I am sure you can use lots of topology there. By the way pedestrian navigation is still very poor, probably due to a macrofactor that the pedestrian is not welcome in the USA, where people have four wheels more often than two legs (lack of homeomorphism between two legs and four wheels!). Therefore dominant navigation platforms made in USA considered pedestrians as a second thought, bad bad bad!
Maybe this is too superficial a consideration, but it has some truth.
Pedestrian navigation should start from walking: two legs, one brain, one body to carry. Homeomorphic streets which I call city canyons, and buildings. Graphs after thinning the network of interconnected streets (Homeomorphic modeling).
There is an interesting homomorphism in physics: from phase to wave. It's a group homeomorphism rather than a topological one.
Say Phase = omega.t - k. x - phi
Then wave = f(Phase) with f comprising an exponential exp(i.Phase) to describe an oscillator for instance, or a non-imaginary part for an amortissement tending to zero at infinity.
Of course exp(a+b) =exp(a). exp(b) hence an additive group maps into a multiplicative group.
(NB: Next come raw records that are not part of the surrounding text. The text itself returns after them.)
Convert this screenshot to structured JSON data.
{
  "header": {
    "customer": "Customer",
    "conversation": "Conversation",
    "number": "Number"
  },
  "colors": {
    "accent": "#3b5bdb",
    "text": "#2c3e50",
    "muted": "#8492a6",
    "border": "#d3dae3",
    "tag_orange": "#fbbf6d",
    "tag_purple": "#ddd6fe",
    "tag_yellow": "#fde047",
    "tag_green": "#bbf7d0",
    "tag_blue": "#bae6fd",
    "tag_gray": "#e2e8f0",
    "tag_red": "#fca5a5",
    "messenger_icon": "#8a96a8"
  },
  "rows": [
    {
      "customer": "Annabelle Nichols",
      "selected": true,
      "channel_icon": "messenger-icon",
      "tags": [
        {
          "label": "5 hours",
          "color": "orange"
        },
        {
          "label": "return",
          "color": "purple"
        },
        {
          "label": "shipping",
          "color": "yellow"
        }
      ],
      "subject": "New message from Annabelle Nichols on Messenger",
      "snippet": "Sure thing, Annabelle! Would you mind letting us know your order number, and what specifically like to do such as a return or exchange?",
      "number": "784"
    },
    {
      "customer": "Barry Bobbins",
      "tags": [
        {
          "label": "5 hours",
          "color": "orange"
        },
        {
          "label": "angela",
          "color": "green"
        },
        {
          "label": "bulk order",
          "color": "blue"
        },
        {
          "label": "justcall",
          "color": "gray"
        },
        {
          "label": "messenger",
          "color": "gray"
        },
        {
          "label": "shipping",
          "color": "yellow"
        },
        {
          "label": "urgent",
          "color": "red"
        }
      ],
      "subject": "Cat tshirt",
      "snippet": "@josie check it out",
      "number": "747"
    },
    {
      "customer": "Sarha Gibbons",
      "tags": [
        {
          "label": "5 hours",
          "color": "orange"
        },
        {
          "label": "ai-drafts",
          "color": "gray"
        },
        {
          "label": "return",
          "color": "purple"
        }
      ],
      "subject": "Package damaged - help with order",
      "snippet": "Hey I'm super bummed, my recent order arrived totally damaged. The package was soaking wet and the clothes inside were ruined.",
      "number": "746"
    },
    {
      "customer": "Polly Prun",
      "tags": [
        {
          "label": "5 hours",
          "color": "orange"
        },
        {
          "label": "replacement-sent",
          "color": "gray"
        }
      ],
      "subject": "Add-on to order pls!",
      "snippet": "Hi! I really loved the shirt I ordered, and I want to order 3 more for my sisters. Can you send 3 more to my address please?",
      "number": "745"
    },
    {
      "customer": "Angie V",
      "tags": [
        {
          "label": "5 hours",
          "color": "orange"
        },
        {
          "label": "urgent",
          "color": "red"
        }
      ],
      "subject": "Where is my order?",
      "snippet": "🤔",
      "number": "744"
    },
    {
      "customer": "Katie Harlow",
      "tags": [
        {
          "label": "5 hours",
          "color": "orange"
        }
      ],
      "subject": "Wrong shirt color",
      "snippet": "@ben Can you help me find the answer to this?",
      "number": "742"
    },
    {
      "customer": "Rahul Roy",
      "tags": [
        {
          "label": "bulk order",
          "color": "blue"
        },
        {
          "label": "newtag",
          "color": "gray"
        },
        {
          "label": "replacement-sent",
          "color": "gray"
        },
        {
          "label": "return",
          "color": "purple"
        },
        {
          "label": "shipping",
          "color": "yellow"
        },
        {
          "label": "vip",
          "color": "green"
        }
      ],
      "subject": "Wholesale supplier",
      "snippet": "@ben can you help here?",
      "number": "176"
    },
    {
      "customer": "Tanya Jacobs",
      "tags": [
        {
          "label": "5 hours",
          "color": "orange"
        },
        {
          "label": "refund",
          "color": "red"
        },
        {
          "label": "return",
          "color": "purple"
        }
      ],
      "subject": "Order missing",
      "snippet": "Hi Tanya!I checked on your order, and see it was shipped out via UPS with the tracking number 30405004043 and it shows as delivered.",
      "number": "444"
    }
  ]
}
I wonder if it's not more powerful to look for invariants or conservation equations. Homeomorphisms are "shape essence" preserving, this is a kind of invariance, but it's very restrictive.
It would be interesting to look at non-homeomorphic systems coming from the physical world. Imagine a Gram-Schmidt matrix (which can be seen as an autocorrelation), which diagonalises, and maybe as a control parameter lambda evolves, some eigenvalues which could have been identical initially, split, and you get different eigenvalues, thus physically different resonance modes. It's like a guitar with N times the same chord, evolving into N chords guitar (non Homeomorphic....)
You may look again at Homeomorphic systems evolving away from homeomorphy, as the fixed points do in the Feigenbaum cascades.